Specifically, how does it work with the cv
parameter?
Here's the code:
# parameter distributions
params = {
"colsample_bytree": uniform(0.7, 0.3), # fraction of cols to sample
"gamma": uniform(0, 0.5), # min loss reduction required for next split
"learning_rate": uniform(0.03, 0.3), # default 0.1
"max_depth": randint(2, 6), # default 6, controls model complexity and overfitting
"n_estimators": randint(100, 150), # default 100
"subsample": uniform(0.6, 0.4) # % of rows to use in training sample
}
rsearch = RandomizedSearchCV(model, param_distributions=params, random_state=42, n_iter=200, cv=3, verbose=1, n_jobs=1, return_train_score=True)
# Fit model
rsearch.fit(X_train, y_train)
Fitting 3 folds for each of 200 candidates, totalling 600 fits
The documentation says it is the number of parameter settings. And the output log refers of n_iter
as candidates. What exactly does that mean?
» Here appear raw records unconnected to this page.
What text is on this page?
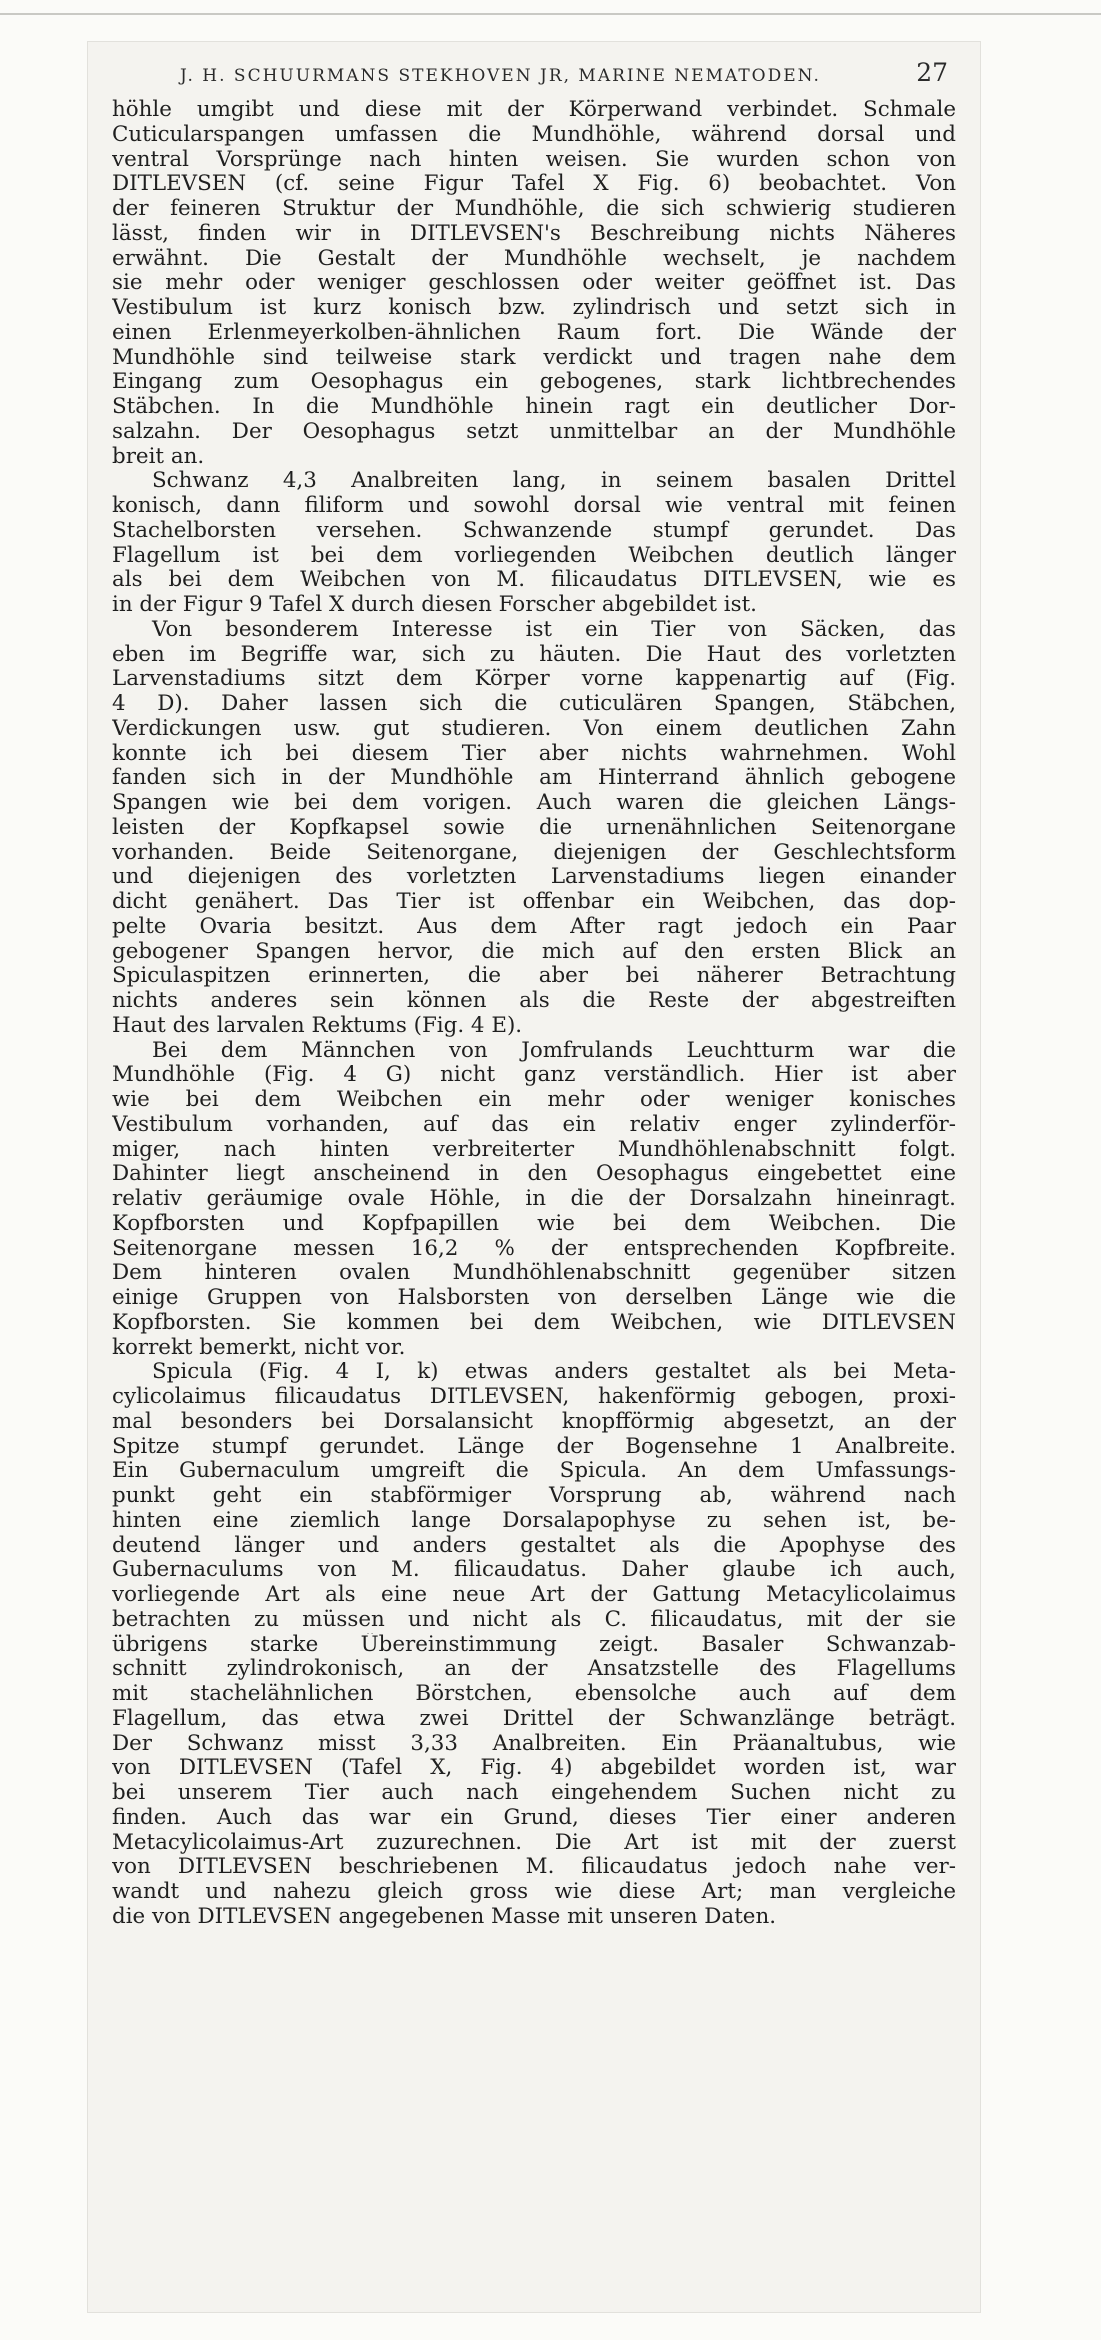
J. H. SCHUURMANS STEKHOVEN JR, MARINE NEMATODEN.	27
höhle umgibt und diese mit der Körperwand verbindet. Schmale
Cuticularspangen umfassen die Mundhöhle, während dorsal und
ventral Vorsprünge nach hinten weisen. Sie wurden schon von
DITLEVSEN (cf. seine Figur Tafel X Fig. 6) beobachtet. Von
der feineren Struktur der Mundhöhle, die sich schwierig studieren
lässt, finden wir in DITLEVSEN's Beschreibung nichts Näheres
erwähnt. Die Gestalt der Mundhöhle wechselt, je nachdem
sie mehr oder weniger geschlossen oder weiter geöffnet ist. Das
Vestibulum ist kurz konisch bzw. zylindrisch und setzt sich in
einen Erlenmeyerkolben-ähnlichen Raum fort. Die Wände der
Mundhöhle sind teilweise stark verdickt und tragen nahe dem
Eingang zum Oesophagus ein gebogenes, stark lichtbrechendes
Stäbchen. In die Mundhöhle hinein ragt ein deutlicher Dor-
salzahn. Der Oesophagus setzt unmittelbar an der Mundhöhle
breit an.
Schwanz 4,3 Analbreiten lang, in seinem basalen Drittel
konisch, dann filiform und sowohl dorsal wie ventral mit feinen
Stachelborsten versehen. Schwanzende stumpf gerundet. Das
Flagellum ist bei dem vorliegenden Weibchen deutlich länger
als bei dem Weibchen von M. filicaudatus DITLEVSEN, wie es
in der Figur 9 Tafel X durch diesen Forscher abgebildet ist.
Von besonderem Interesse ist ein Tier von Säcken, das
eben im Begriffe war, sich zu häuten. Die Haut des vorletzten
Larvenstadiums sitzt dem Körper vorne kappenartig auf (Fig.
4 D). Daher lassen sich die cuticulären Spangen, Stäbchen,
Verdickungen usw. gut studieren. Von einem deutlichen Zahn
konnte ich bei diesem Tier aber nichts wahrnehmen. Wohl
fanden sich in der Mundhöhle am Hinterrand ähnlich gebogene
Spangen wie bei dem vorigen. Auch waren die gleichen Längs-
leisten der Kopfkapsel sowie die urnenähnlichen Seitenorgane
vorhanden. Beide Seitenorgane, diejenigen der Geschlechtsform
und diejenigen des vorletzten Larvenstadiums liegen einander
dicht genähert. Das Tier ist offenbar ein Weibchen, das dop-
pelte Ovaria besitzt. Aus dem After ragt jedoch ein Paar
gebogener Spangen hervor, die mich auf den ersten Blick an
Spiculaspitzen erinnerten, die aber bei näherer Betrachtung
nichts anderes sein können als die Reste der abgestreiften
Haut des larvalen Rektums (Fig. 4 E).
Bei dem Männchen von Jomfrulands Leuchtturm war die
Mundhöhle (Fig. 4 G) nicht ganz verständlich. Hier ist aber
wie bei dem Weibchen ein mehr oder weniger konisches
Vestibulum vorhanden, auf das ein relativ enger zylinderför-
miger, nach hinten verbreiterter Mundhöhlenabschnitt folgt.
Dahinter liegt anscheinend in den Oesophagus eingebettet eine
relativ geräumige ovale Höhle, in die der Dorsalzahn hineinragt.
Kopfborsten und Kopfpapillen wie bei dem Weibchen. Die
Seitenorgane messen 16,2 % der entsprechenden Kopfbreite.
Dem hinteren ovalen Mundhöhlenabschnitt gegenüber sitzen
einige Gruppen von Halsborsten von derselben Länge wie die
Kopfborsten. Sie kommen bei dem Weibchen, wie DITLEVSEN
korrekt bemerkt, nicht vor.
Spicula (Fig. 4 I, k) etwas anders gestaltet als bei Meta-
cylicolaimus filicaudatus DITLEVSEN, hakenförmig gebogen, proxi-
mal besonders bei Dorsalansicht knopfförmig abgesetzt, an der
Spitze stumpf gerundet. Länge der Bogensehne 1 Analbreite.
Ein Gubernaculum umgreift die Spicula. An dem Umfassungs-
punkt geht ein stabförmiger Vorsprung ab, während nach
hinten eine ziemlich lange Dorsalapophyse zu sehen ist, be-
deutend länger und anders gestaltet als die Apophyse des
Gubernaculums von M. filicaudatus. Daher glaube ich auch,
vorliegende Art als eine neue Art der Gattung Metacylicolaimus
betrachten zu müssen und nicht als C. filicaudatus, mit der sie
übrigens starke Übereinstimmung zeigt. Basaler Schwanzab-
schnitt zylindrokonisch, an der Ansatzstelle des Flagellums
mit stachelähnlichen Börstchen, ebensolche auch auf dem
Flagellum, das etwa zwei Drittel der Schwanzlänge beträgt.
Der Schwanz misst 3,33 Analbreiten. Ein Präanaltubus, wie
von DITLEVSEN (Tafel X, Fig. 4) abgebildet worden ist, war
bei unserem Tier auch nach eingehendem Suchen nicht zu
finden. Auch das war ein Grund, dieses Tier einer anderen
Metacylicolaimus-Art zuzurechnen. Die Art ist mit der zuerst
von DITLEVSEN beschriebenen M. filicaudatus jedoch nahe ver-
wandt und nahezu gleich gross wie diese Art; man vergleiche
die von DITLEVSEN angegebenen Masse mit unseren Daten.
CodePudding user response:
This simply determines how many runs in total your randomized search will try.
Remember, this is not grid search; in parameters
, you give what distributions your parameters will be sampled from. But you need one more setting to tell the function how many runs it will try in total, before concluding the search; and this setting is n_iter
- that's why, at the end (results), the function reports that n_iter
candidate solutions (i.e. specific parameter settings) were tried.
There is not any direct relation between n_iter
and the cv
parameter; the latter determines how exactly the performance of each iteration (candidate solution) will be determined.